Zeven jaar geleden stopte Japan als eerste ontwikkelde land met het inenten van kinderen met het BMR-vaccin (Bof, Mazelen, Rode Hond). Vier jaar lang werd door deskundigen in dienst van de Japanse overheid in kaart gebracht hoe groot de schade was dat het vaccin aanrichtte. Van de 3.969 schadeclaims van ouders die hun kind hadden laten inenten kwam een kwart voor rekening van het BMR-vaccin. Het vaccin werd in de ban gedaan nadat duidelijk werd dat een recordaantal kinderen non-virale hersenontsteking en andere klachten ontwikkelden na een inenting.
Risico te groot
Volgens de Japanse overheid stierven drie kinderen na een inenting met het vaccin.
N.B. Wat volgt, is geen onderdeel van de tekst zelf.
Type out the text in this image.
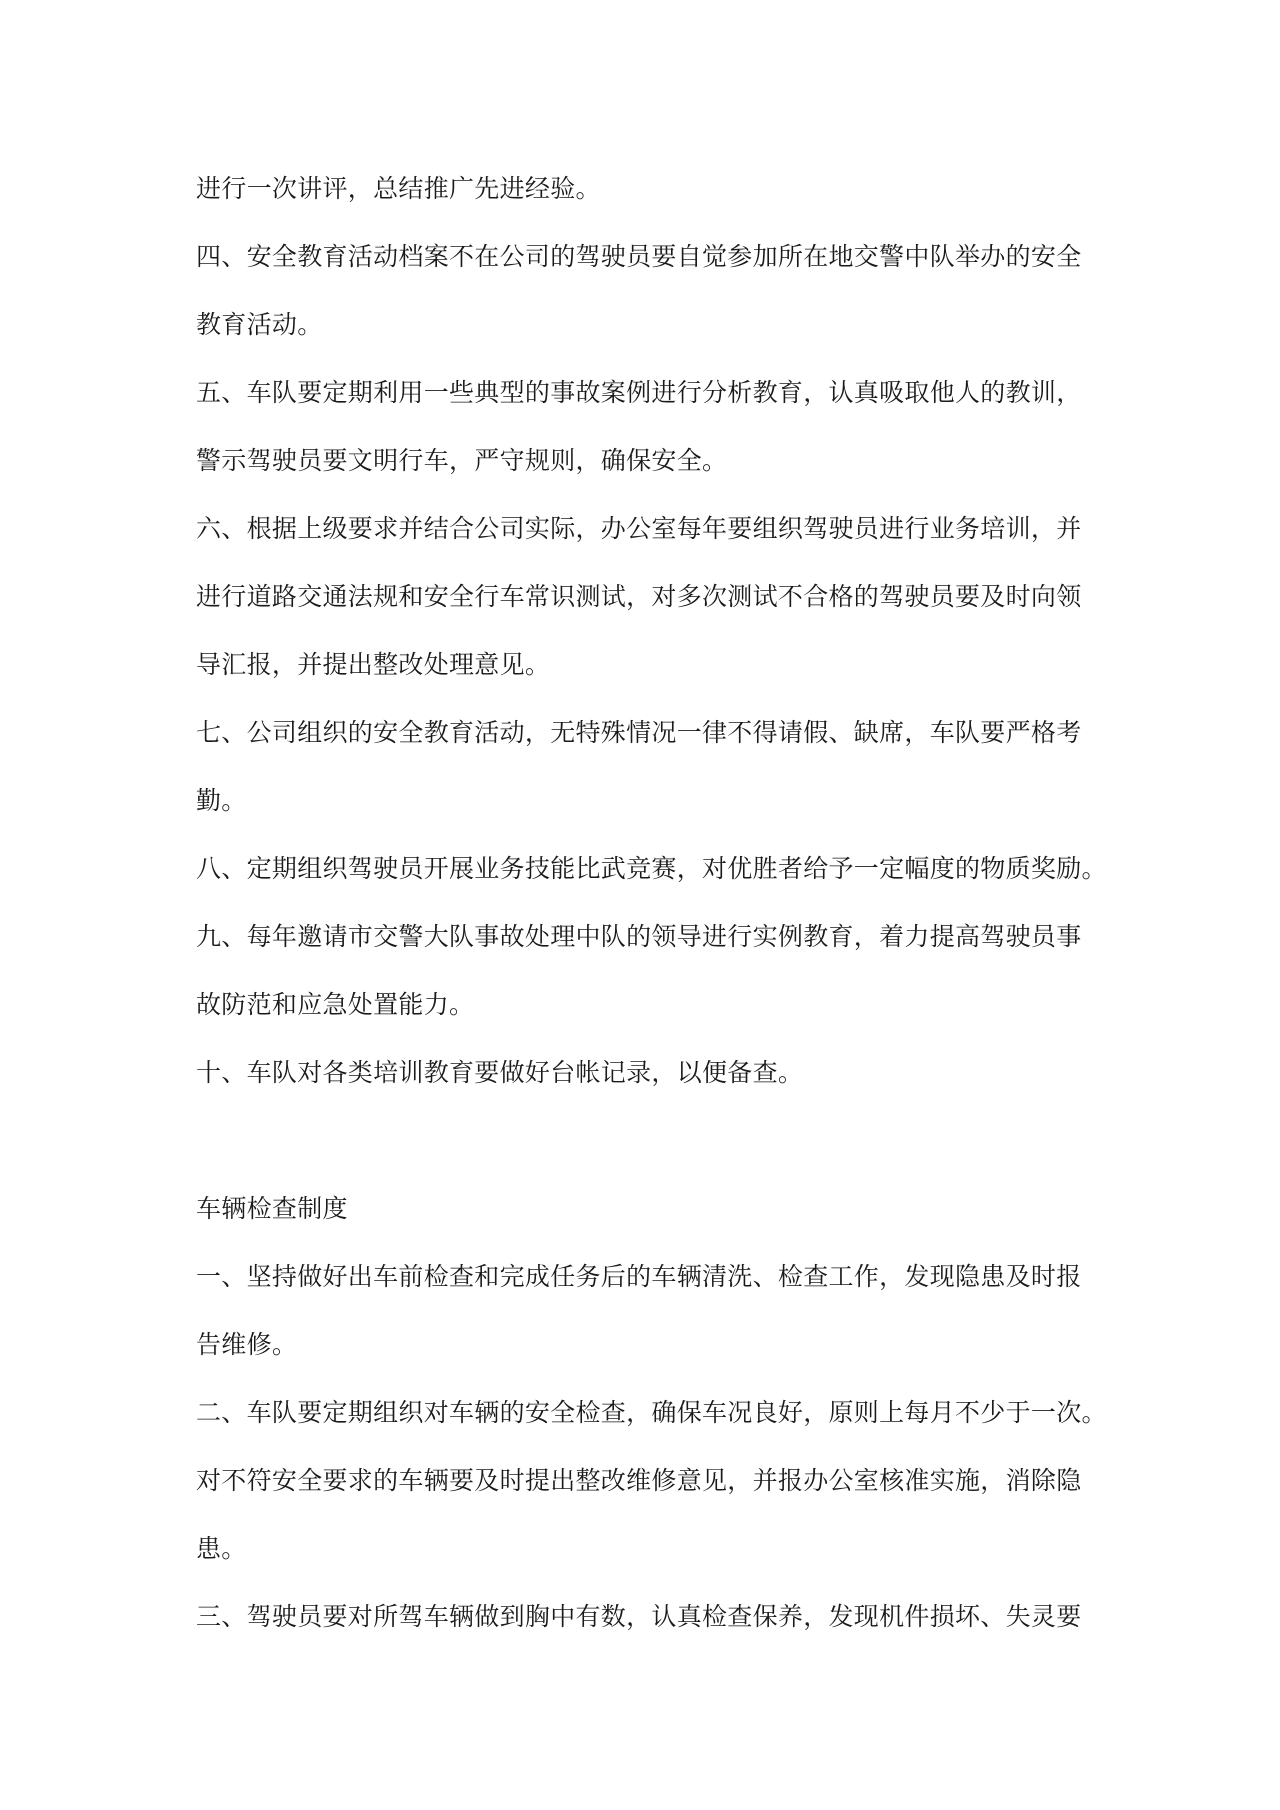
进行一次讲评，总结推广先进经验。
四、安全教育活动档案不在公司的驾驶员要自觉参加所在地交警中队举办的安全
教育活动。
五、车队要定期利用一些典型的事故案例进行分析教育，认真吸取他人的教训，
警示驾驶员要文明行车，严守规则，确保安全。
六、根据上级要求并结合公司实际，办公室每年要组织驾驶员进行业务培训，并
进行道路交通法规和安全行车常识测试，对多次测试不合格的驾驶员要及时向领
导汇报，并提出整改处理意见。
七、公司组织的安全教育活动，无特殊情况一律不得请假、缺席，车队要严格考
勤。
八、定期组织驾驶员开展业务技能比武竞赛，对优胜者给予一定幅度的物质奖励。
九、每年邀请市交警大队事故处理中队的领导进行实例教育，着力提高驾驶员事
故防范和应急处置能力。
十、车队对各类培训教育要做好台帐记录，以便备查。
车辆检查制度
一、坚持做好出车前检查和完成任务后的车辆清洗、检查工作，发现隐患及时报
告维修。
二、车队要定期组织对车辆的安全检查，确保车况良好，原则上每月不少于一次。
对不符安全要求的车辆要及时提出整改维修意见，并报办公室核准实施，消除隐
患。
三、驾驶员要对所驾车辆做到胸中有数，认真检查保养，发现机件损坏、失灵要
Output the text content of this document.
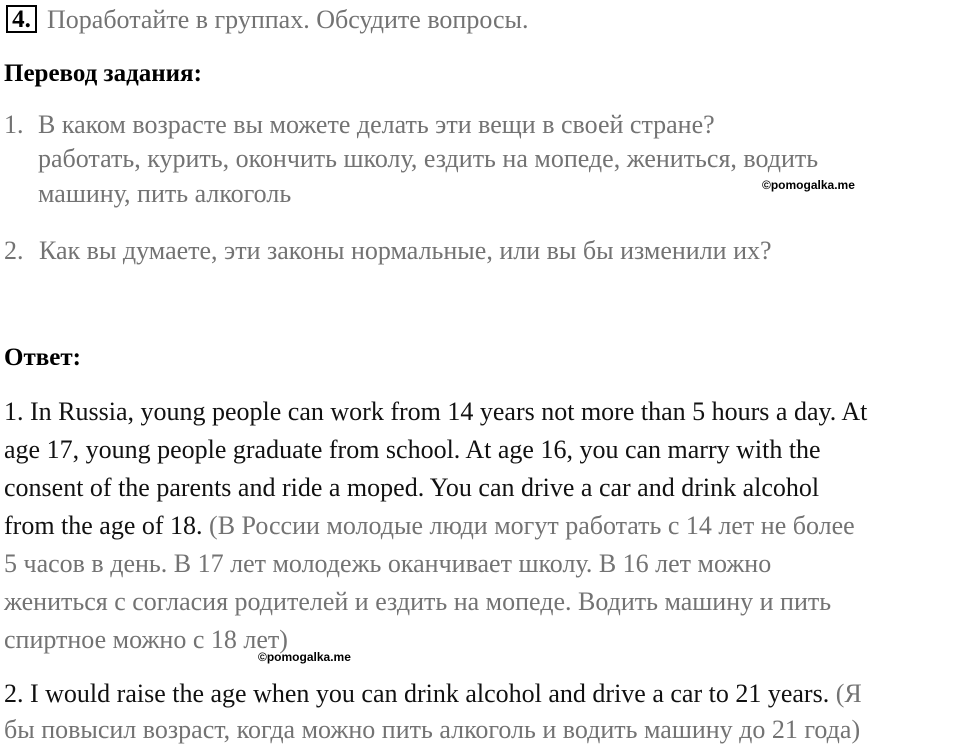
4. Поработайте в группах. Обсудите вопросы.
Перевод задания:
1. В каком возрасте вы можете делать эти вещи в своей стране?
работать, курить, окончить школу, ездить на мопеде, жениться, водить
машину, пить алкоголь	©pomogalka.me
2. Как вы думаете, эти законы нормальные, или вы бы изменили их?
Ответ:
1. In Russia, young people can work from 14 years not more than 5 hours a day. At
age 17, young people graduate from school. At age 16, you can marry with the
consent of the parents and ride a moped. You can drive a car and drink alcohol
from the age of 18. (В России молодые люди могут работать с 14 лет не более
5 часов в день. В 17 лет молодежь оканчивает школу. В 16 лет можно
жениться с согласия родителей и ездить на мопеде. Водить машину и пить
спиртное можно с 18 лет)
©pomogalka.me
2. I would raise the age when you can drink alcohol and drive a car to 21 years. (Я
бы повысил возраст, когда можно пить алкоголь и водить машину до 21 года)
Acht kinderen hielden er een ernstige blijvende handicap aan over, waaronder blindheid, doofheid en verlamming. De Japanse overheid had direct na de invoering in april 1989 al in de gaten dat er iets mis was met het vaccin. Ouders die een inenting weigerden kregen toen nog een boete. Een onderzoek dat drie maanden duurde liet zien dat 1 op 900 kinderen ernstige klachten ontwikkelde na de prik. Dit is 2.000 maal hoger dan de verwachte 1 op 200.000.
Vrijwillig
Er werd voor een ander BMR-vaccin gekozen maar ook daarbij vielen 1.755 slachtoffers. Er werd niet onderzocht hoeveel kinderen autisme ontwikkelden. Nadat die gegevens bekend werden koos de Japanse overheid ervoor de wettelijke verplichting voor de BMR-prik te laten vervallen en de keuze om hun kind wel of niet te laten inenten aan de ouders over te laten.